Bill 145 (2025), introduced to provide tax relief for upcountry parcels on the Department of Water Supply priority list, prompted technical concerns from Department of Finance staff and resulted in an administrative deferral on Oct. 14.
Sponsor Yukile Sugimura told the committee the intent was to acknowledge hardship for landowners waiting for meters—some on the list since 2003—and to offer targeted relief. Under the posted draft, parcels with assessed vacant land value at $50,000 or less would receive a full exemption; parcels with assessed vacant land value above $50,000 would receive a $50,000 cap applied to value. The exemption was limited to one parcel per taxpayer and excluded corporations and partnerships.

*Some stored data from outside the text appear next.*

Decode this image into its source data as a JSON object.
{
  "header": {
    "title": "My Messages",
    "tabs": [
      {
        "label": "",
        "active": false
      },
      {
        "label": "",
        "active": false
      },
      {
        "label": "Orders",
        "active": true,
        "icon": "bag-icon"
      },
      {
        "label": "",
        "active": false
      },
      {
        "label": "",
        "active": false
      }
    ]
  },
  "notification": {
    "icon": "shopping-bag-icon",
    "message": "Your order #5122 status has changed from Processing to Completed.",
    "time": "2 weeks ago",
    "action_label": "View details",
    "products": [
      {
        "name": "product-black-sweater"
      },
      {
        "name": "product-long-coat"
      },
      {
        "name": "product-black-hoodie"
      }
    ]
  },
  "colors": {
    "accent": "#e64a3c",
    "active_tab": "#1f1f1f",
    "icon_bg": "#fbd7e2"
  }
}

Real Property Tax Division Administrator Carrie Stockwell said the assessment office currently adjusts valuations when a parcel lacks water or other infrastructure, using paired‑sales methodology and time‑adjustments. "We are doing that currently," Stockwell told the committee, adding that a separate exemption could amount to "double dipping" unless the draft is carefully coordinated with assessment practice.
Chair Lee and members asked the department to explain operational impacts; finance staff recommended that property owners with concerns call the division for case‑by‑case review. Members noted the sponsor brought the bill in response to constituent calls and asked staff to work with the sponsor to refine language.
No final vote was taken. The committee deferred action to allow finance and office of council services to review administration and to consider whether existing assessment practice already addresses the concern for many parcels.
Finance and staff agreed to provide written clarifications and to work with the sponsor on draft language.